Émile Bilodeau: daring to speak up to make things happen

Opening the dialogue without having to be perfect: this is what Émile Bilodeau is aiming for.

Émile Bilodeau: daring to speak up to make things happen

Opening the dialogue without having to be perfect: this is what Émile Bilodeau is aiming for. The desire to see things move thrills the singer-songwriter who has almost as many upcoming projects as ideas for a better life in our beautiful Quebec.

• Read also: Francos: free concerts by Émile Bilodeau, Louis-Jean Cormier and Koriass

We can say that Émile Bilodeau had a very creative pandemic. The one who turns 26 on June 28 first launched Petite nature in October 2021, an album produced and enhanced by Philippe Brault. He then returned to the studio in May 2021 to create All Alone Like a Big One, an album on which he alone takes care of all the instruments he will present this fall. Then, in March 2022, he recorded Au bord des espoirs, a very dense opus – comprising 20 songs – which will be released in the fall of 2023.

“The idea was simply to get up to work, explains the artist who wanted to keep busy during the pandemic. I created an environment, a kind of laboratory to have fun. »

Many projects

The singer from Longueuil is certainly busy as he resumes his role as spokesperson for the Festival Go vélo Montréal for the third time; a great series of cycling events to be held from May 29 to June 5.

“I ride a bike because I am eco-anxious, explains the man who moves as much as possible on two wheels in everyday life and on tour. I feel really good between the two ears when I can get around on my bike. I don't have a driver's license. Then there are a lot of “little” beers to music... Cycling allows me to keep in shape and invest in my future self. With this project, we can encourage people to get around Montreal by bike. »

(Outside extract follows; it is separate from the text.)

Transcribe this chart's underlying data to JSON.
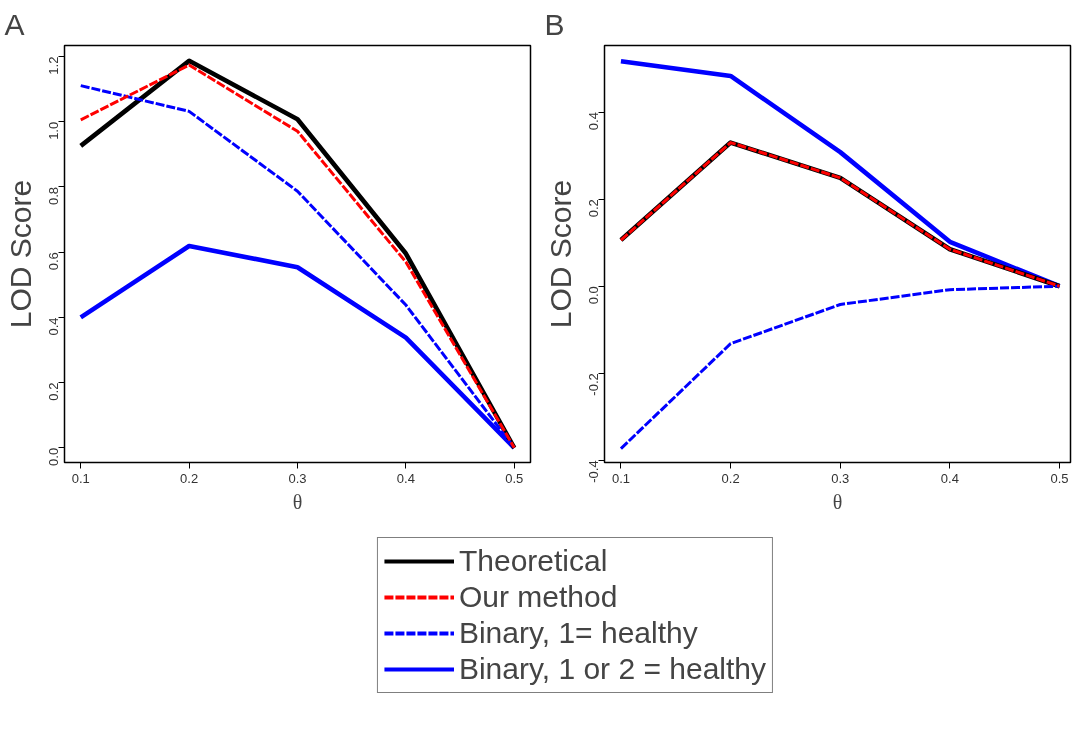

Accustomed to festivals, the musician is also happy to resume a tour of outdoor shows across Quebec this summer. Among these, the Festival d’été de Québec with Ariane Moffatt, the Festival en chanson de Petite-Vallée with Paul Piché and the famous Francos de Montréal during a free outdoor show on June 13. He will share the stage with his friends Scott-Pien Picard, the Innu music group Maten, Elisapie Isaac and Laura Niquay.

If a certain music festival in the Gaspé has been removed from its schedule, it will be remembered that it is because Émile had voluntarily withdrawn from an all-male program last March.

"I found it unfortunate that in 2022 out of 13 groups, there are 13 groups of guys," he explains. I took steps, I was offered solutions that were too weak in my opinion. We talk a lot about the place of women in all fields, and in music there are studies that explain the lack of confidence of women artists because of systems like that. I felt bad and complicit in this, so I decided to leave. »

As it was France D'Amour who inherited her place in the program, Émile says he is happy to have contributed to changing things, in his own way. Because models of women on stage, it takes a lot for young musicians to believe in them, he insists.

go write somewhere else

The singer-songwriter has another big project. A tour called Last Call in 2023-2024, a sort of farewell tour highlighting his last year of festivals. Because Émile has desires elsewhere. In 2025, he will move to France for two years and wants to use this European pied-à-terre (his production house is in Lyon) to travel around the world.

"I wonder what I'm going to be able to write abroad, alone," said the man who learned that the song When men will live with love had been written by Raymond Lévesque in France. "Could I write my When Men Live on Love? For that, I think I have to change my environment. “For the moment, it is the piece Fleuve which will act as a farewell song.

The author also wants to try to write without time limits. Perhaps a Pierre Falardeau-style pamphleteer's book that would include chronicles and songs that are certainly committed... Because at the dawn of his 30th birthday, he wants to point out the things he has done and the why of his militant choices of recent years. He also wants to question his goals and what he could have done better.

Does he see himself as a revolutionary? "I think people ask my opinion because I have something to say, but I don't feel like being made a model to follow," he replies. I'm a very involved guy and if someone calls me to talk about ecology, Quebec sovereignty, minorities and the place of women in music, I'll do it. »

Émile Bilodeau will be at several festivals this summer, including the Francos de Montréal on June 13 and the Festival d'été de Québec on July 10.